Dari pernikahan yang diduga mengandung unsur Politik inilah kemudian rahasia kesaktian Calonarang berhasil diketahui oleh Mpu Baradah melalui anaknya dan disampaikan kepada Prabu Erlangga. Begitu rahasia tersebut dipelajari oleh Mpu Baradah, akhirnya kesaktian Calonarang bisa dikalahkan. Dan untuk menghilangkan kesan terkalahkannya Prabu Erlangga karena kemenangan yang diperoleh menggunakan cara tidak baik, akhirnya dibelokkan sejarah kebaikan Ibu Ratu Sakti Calonarang menjadi seorang yang jahat karena suka menggunakan ilmu hitam untuk mencelakai orang lain dan sering menciptakan sebuah bencana sejenis pagebluk hingga membuat semua rakyat ketakutan dan cerita pembelokan sejarah tersebut berkembang hingga sekarang. Bahkan di sebuah wilayah di Indonesia hingga sekarang masih mempelajari keilmuan dari Calonarang dengan dikolaborasikan dalam sebuah tampilan kesenian.

Sementara itu seiring berjalannya waktu, Mpu Tantular menjadi seorang sastrawan yang terkenal dengan karyanya "Sutasoma"  atau kitab Sutasoma yang memuat juga asal usulnya Bhinneka Tunggal Ika Tan Hana Dharma Mangrawa.

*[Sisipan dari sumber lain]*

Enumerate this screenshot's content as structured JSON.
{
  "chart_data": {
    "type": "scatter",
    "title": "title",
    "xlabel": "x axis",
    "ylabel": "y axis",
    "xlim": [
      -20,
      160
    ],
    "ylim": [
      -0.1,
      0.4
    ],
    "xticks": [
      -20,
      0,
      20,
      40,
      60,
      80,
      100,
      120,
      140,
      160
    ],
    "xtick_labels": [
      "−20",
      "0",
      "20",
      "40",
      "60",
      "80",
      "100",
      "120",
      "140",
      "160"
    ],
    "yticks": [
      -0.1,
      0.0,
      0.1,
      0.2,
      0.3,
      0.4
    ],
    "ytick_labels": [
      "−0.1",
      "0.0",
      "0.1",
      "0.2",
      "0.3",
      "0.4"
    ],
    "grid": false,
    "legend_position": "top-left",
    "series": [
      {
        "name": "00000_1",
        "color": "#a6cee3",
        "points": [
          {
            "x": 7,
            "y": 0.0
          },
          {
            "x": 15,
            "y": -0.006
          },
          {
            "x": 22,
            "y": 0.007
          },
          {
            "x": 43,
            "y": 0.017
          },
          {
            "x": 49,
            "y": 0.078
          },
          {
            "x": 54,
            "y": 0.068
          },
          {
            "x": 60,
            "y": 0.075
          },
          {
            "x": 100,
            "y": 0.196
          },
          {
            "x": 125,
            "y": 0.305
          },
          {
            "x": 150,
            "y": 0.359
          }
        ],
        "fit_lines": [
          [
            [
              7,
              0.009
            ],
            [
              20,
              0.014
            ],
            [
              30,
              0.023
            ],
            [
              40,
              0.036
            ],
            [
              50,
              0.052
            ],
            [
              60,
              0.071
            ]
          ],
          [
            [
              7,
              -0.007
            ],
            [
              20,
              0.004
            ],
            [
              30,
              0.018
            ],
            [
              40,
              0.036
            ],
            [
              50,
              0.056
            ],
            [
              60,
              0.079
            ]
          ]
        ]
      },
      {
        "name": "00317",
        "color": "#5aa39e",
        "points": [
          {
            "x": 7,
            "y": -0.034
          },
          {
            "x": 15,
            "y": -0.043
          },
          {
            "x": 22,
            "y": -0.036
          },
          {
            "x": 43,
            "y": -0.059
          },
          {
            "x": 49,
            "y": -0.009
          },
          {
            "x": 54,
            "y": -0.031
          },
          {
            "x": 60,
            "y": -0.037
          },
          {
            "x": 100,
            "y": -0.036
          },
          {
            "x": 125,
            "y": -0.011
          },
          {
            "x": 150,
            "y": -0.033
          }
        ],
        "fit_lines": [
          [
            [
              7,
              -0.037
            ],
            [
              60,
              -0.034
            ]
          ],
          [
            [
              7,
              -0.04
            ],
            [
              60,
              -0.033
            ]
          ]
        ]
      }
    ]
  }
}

Dari Kitab Sutasoma inilah juga asal muasal rumusan lahirnya Pancasila yang digali oleh Bung Karno untuk dijadikan Dasar Negara Kita Pancasila hingga sekarang. Dari rangkuman cerita tentang Calonarang dan berkaitan dengan Dasar Negara itulah harusnya patut diberikan apresiasi tinggi pada keluarga Ni ni Hyang Calonarang sebagai sumber Kejayaan Nusantara di bidang kebudayaan dan Moral Bangsa yang perlu Kita wariskan dan teruskan kepada generasi sekarang dan mendatang. Ringkasan dari cerita diatas kiranya tidak berlebihan bila Calonarang arang dalam mempertahankan harkat dan martabat kaum perempuan mirip dengan perjuangan Ibu Kita Kartini pada masa abad XI.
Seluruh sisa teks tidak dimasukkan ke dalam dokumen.